Ingredients

  • 3 English cucumbers, peeled and sliced (3 1/2 pound total)
  • 1/2 cup cold water
  • 2 -3 tablespoons seasoned rice wine vinegar
  • 2 teaspoons kosher salt, plus
  • 1 teaspoon kosher salt
  • 1 ripe california avocado, peeled and pitted
  • 1 tablespoon fresh lime juice
  • 1 (8 ounce) container plain yogurt
  • 1 teaspoon wasabi (or 1 1/2 teaspoons wasabi powder mixed with 1/2 teaspoon water)

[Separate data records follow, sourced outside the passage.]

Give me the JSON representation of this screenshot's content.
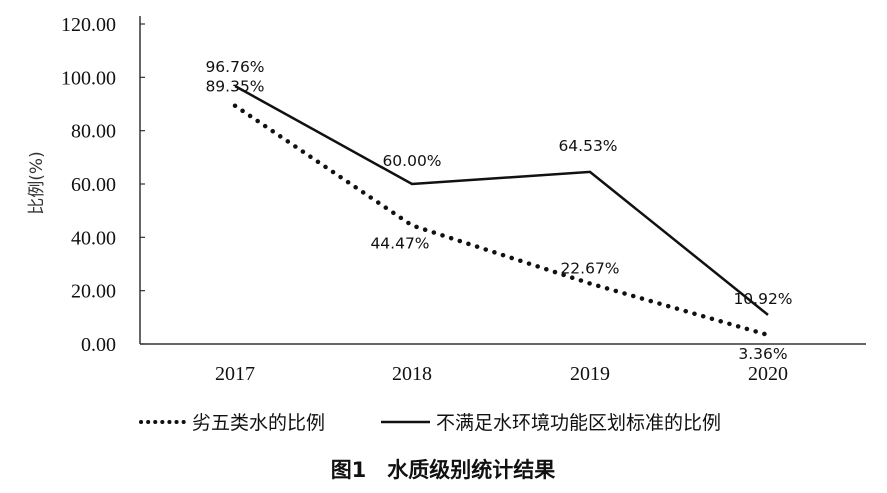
{
  "chart_data": {
    "type": "line",
    "categories": [
      "2017",
      "2018",
      "2019",
      "2020"
    ],
    "ylabel": "比例(%)",
    "ylim": [
      0,
      120
    ],
    "yticks": [
      "0.00",
      "20.00",
      "40.00",
      "60.00",
      "80.00",
      "100.00",
      "120.00"
    ],
    "series": [
      {
        "name": "劣五类水的比例",
        "style": "dotted",
        "values": [
          89.35,
          44.47,
          22.67,
          3.36
        ],
        "labels": [
          "89.35%",
          "44.47%",
          "22.67%",
          "3.36%"
        ]
      },
      {
        "name": "不满足水环境功能区划标准的比例",
        "style": "solid",
        "values": [
          96.76,
          60.0,
          64.53,
          10.92
        ],
        "labels": [
          "96.76%",
          "60.00%",
          "64.53%",
          "10.92%"
        ]
      }
    ],
    "legend_position": "bottom",
    "grid": false
  },
  "caption": "图1　水质级别统计结果",
  "colors": {
    "line": "#111111",
    "axis": "#333333"
  }
}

  • 3 tablespoons finely chopped fresh chives
  • freshly ground white pepper
  • 1 1/2 cups ice cubes
  • Garnish
  • finely chopped fresh chives

Method

  • Puree cucumbers with water, vinegar, and 2 teaspoons kosher salt in batches in a blender until smooth.

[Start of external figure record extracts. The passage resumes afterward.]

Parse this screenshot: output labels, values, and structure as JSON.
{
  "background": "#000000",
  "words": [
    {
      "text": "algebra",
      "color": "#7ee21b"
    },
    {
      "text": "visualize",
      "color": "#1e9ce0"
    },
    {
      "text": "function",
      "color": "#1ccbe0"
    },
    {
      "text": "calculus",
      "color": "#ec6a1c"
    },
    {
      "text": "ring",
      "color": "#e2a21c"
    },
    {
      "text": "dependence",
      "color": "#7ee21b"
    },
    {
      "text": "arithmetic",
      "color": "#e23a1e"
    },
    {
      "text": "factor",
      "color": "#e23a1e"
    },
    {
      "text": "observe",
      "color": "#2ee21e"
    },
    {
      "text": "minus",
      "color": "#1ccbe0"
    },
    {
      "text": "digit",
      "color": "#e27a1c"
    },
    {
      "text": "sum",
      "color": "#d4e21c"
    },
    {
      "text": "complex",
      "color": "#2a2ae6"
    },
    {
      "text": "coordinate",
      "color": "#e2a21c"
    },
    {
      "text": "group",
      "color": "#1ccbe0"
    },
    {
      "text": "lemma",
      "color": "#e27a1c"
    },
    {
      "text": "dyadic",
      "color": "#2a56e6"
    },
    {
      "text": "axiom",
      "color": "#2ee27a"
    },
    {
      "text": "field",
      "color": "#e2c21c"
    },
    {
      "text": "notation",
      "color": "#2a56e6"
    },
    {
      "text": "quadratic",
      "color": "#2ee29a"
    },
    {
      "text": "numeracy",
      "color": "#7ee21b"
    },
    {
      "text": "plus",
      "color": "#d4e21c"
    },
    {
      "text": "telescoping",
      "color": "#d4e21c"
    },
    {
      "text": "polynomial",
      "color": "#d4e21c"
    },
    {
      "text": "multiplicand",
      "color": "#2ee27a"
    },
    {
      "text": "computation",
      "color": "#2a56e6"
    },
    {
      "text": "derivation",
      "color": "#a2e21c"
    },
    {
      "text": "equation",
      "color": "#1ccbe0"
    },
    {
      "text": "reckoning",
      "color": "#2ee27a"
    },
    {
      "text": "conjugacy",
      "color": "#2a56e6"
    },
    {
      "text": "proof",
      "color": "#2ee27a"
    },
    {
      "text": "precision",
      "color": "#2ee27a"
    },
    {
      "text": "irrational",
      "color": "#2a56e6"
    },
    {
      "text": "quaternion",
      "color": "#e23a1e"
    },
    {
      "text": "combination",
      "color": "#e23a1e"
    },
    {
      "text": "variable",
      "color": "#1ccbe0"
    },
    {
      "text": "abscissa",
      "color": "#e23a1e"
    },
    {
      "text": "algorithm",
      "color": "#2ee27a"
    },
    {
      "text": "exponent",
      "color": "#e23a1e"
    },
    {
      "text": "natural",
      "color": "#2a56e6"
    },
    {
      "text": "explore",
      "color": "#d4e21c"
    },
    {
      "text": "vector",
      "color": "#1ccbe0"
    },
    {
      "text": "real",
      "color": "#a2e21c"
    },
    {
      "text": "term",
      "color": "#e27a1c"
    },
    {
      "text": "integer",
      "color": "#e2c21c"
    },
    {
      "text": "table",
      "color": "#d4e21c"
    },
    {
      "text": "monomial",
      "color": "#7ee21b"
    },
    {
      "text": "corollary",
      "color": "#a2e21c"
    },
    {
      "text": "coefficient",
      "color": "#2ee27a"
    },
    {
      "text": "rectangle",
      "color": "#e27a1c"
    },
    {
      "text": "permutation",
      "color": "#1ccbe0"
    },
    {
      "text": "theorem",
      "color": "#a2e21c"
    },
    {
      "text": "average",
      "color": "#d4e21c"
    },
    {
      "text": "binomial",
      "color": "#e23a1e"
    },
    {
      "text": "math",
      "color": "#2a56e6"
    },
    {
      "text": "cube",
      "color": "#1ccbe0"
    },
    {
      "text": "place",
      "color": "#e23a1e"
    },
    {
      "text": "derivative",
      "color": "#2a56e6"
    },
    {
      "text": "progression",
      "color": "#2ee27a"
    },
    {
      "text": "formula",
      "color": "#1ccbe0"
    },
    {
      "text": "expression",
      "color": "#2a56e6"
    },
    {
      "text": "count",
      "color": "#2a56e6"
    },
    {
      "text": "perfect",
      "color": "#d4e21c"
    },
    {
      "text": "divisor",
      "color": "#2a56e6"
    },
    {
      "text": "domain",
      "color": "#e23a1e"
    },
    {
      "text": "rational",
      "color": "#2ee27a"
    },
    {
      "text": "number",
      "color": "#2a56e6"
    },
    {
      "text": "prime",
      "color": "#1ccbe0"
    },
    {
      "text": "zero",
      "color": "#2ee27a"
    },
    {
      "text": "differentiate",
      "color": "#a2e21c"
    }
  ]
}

  • Mash together avocado, lime juice, and remaining teaspoon kosher salt until smooth.
  • Whisk in yogurt, wasabi paste, chives, and pepper, to taste.
  • Just before serving, blend soup with ice in batches until smooth.
  • Serve topped with avocado cream.
  • Enjoy!
  • Note: Soup (before blending with ice) and avocado cream may be made 1 day ahead and kept, separately, chilled and covered.